Not that any of this will keep Crist from claiming Rubio wants seniors to subsist on cat food, but it seems like a smart response, especially the proposal to “repeal ObamaCare and protect Medicare Advantage.” Obamacare’s plan to slash that program will affect many seniors’ day-to-day lives.

Speaking of Medicare Advantage, see Fred Barnes’s November 2009 piece on the program:

Medicare Advantage (MA) is the crown jewel of government health care programs. It allows seniors to choose a health insurance plan that fits their needs. It gives them extra benefits, including eyeglasses and hearing aids, and pays for preventive care such as physical exams. Under MA, seniors don’t need to buy supplementary Medigap insurance. It covers prescription drugs, in many cases beyond what the regular Medicare prescription drug program does. It requires lower deductibles and copayments, and thus is more affordable. Roughly one in four Medicare beneficiaries has signed up for MA. That’s 10.6 million seniors. A disproportionately high percentage of them are poor African Americans and Hispanics.
You’d think President Obama and his congressional allies would love MA. It provides almost everything they’ve been demanding in health care for years. But Obama is trashing it. He claims it will give $177 billion in “overpayments” to insurance companies over the next 10 years. He wants to cut that amount from Medicare Advantage. The Democratic bill drafted by Senate Finance Committee chairman Max Baucus would cut $113 billion. House Democrats would slash $160 billion.
Frugality, however, is not their motive for bludgeoning MA. There are three things about it that Obama and Democrats loathe: (1) It’s a Republican program, enacted as part of President Bush’s prescription drug bill in 2003; (2) it brings free market competition and private, profit-making insurers into Medicare; (3) it uses a pool of money they’d rather spend on other programs.

The Washington Post‘s Ezra Klein, citing a Boston University professor, writes today that the higher cost associated with Medicare Advantage is proof that “A private Medicare system would be a costlier Medicare system.”

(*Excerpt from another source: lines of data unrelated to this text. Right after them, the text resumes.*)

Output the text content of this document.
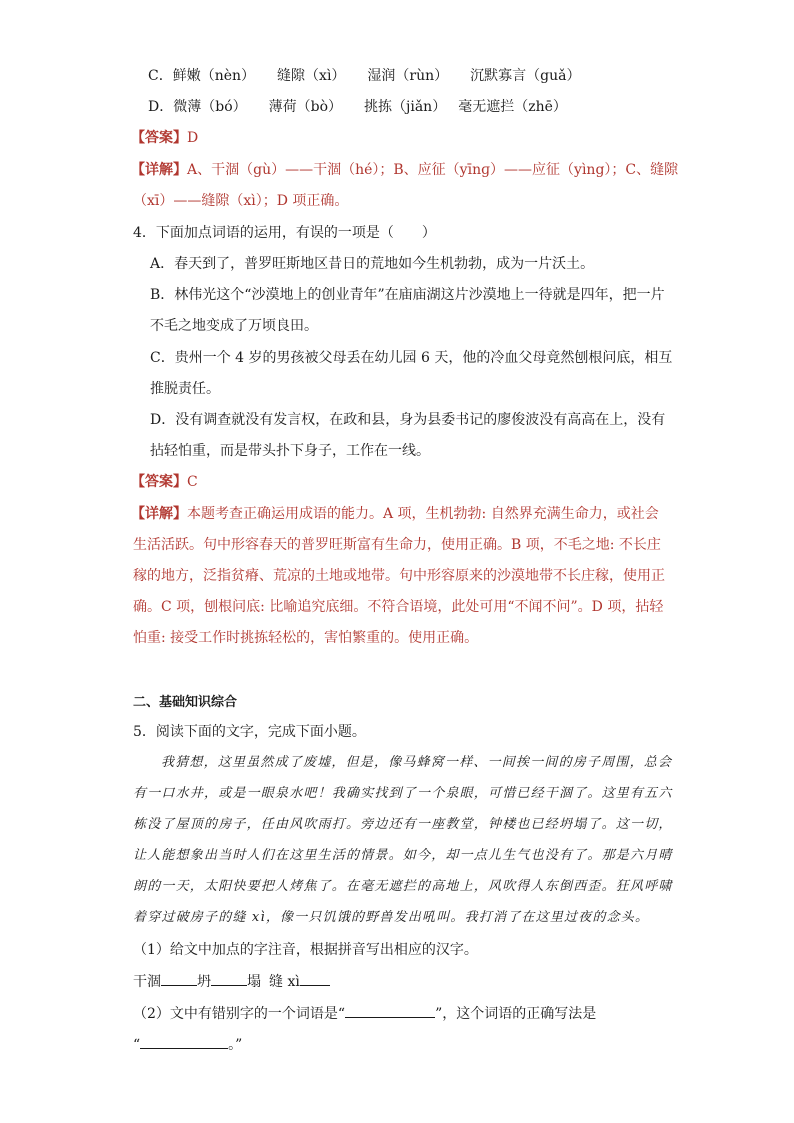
C．鲜嫩（nèn） 缝隙（xì） 湿润（rùn） 沉默寡言（guǎ）
D．微薄（bó） 薄荷（bò） 挑拣（jiǎn） 毫无遮拦（zhē）
【答案】D
【详解】A、干涸（gù）——干涸（hé）；B、应征（yīnɡ）——应征（yìng）；C、缝隙
（xī）——缝隙（xì）；D 项正确。
4．下面加点词语的运用，有误的一项是（　　）
A．春天到了，普罗旺斯地区昔日的荒地如今生机勃勃，成为一片沃土。
B．林伟光这个“沙漠地上的创业青年”在庙庙湖这片沙漠地上一待就是四年，把一片
不毛之地变成了万顷良田。
C．贵州一个 4 岁的男孩被父母丢在幼儿园 6 天，他的冷血父母竟然刨根问底，相互
推脱责任。
D．没有调查就没有发言权，在政和县，身为县委书记的廖俊波没有高高在上，没有
拈轻怕重，而是带头扑下身子，工作在一线。
【答案】C
【详解】本题考查正确运用成语的能力。A 项，生机勃勃: 自然界充满生命力，或社会
生活活跃。句中形容春天的普罗旺斯富有生命力，使用正确。B 项，不毛之地: 不长庄
稼的地方，泛指贫瘠、荒凉的土地或地带。句中形容原来的沙漠地带不长庄稼，使用正
确。C 项，刨根问底: 比喻追究底细。不符合语境，此处可用“不闻不问”。D 项，拈轻
怕重: 接受工作时挑拣轻松的，害怕繁重的。使用正确。
二、基础知识综合
5．阅读下面的文字，完成下面小题。
我猜想，这里虽然成了废墟，但是，像马蜂窝一样、一间挨一间的房子周围，总会
有一口水井，或是一眼泉水吧！我确实找到了一个泉眼，可惜已经干涸了。这里有五六
栋没了屋顶的房子，任由风吹雨打。旁边还有一座教堂，钟楼也已经坍塌了。这一切，
让人能想象出当时人们在这里生活的情景。如今，却一点儿生气也没有了。那是六月晴
朗的一天，太阳快要把人烤焦了。在毫无遮拦的高地上，风吹得人东倒西歪。狂风呼啸
着穿过破房子的缝 xì，像一只饥饿的野兽发出吼叫。我打消了在这里过夜的念头。
（1）给文中加点的字注音，根据拼音写出相应的汉字。
干涸	坍	塌 缝 xì
（2）文中有错别字的一个词语是“	”，这个词语的正确写法是
“	。”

But as Wisconsin GOP congressman Paul Ryan has said, Medicare Advantage proves no such thing:

Ryan replied that “Medicare Advantage did not attack the root cause of health inflation,” saying a free-market reform would have to be applied to the entire health care sector to bring down costs. “I’m one of those people who believes that the free-market system will work in the health care sector as it has in every other sector of the economy,” he said. “We have great evidence of” the free-market doing so “where it’s been applied.” Ryan said that anti-free market advocates of a single-payer system simply “don’t believe in the merits of the free market,” and believe health care “is a government right that must be run, redistributed, rationed and controlled by government.”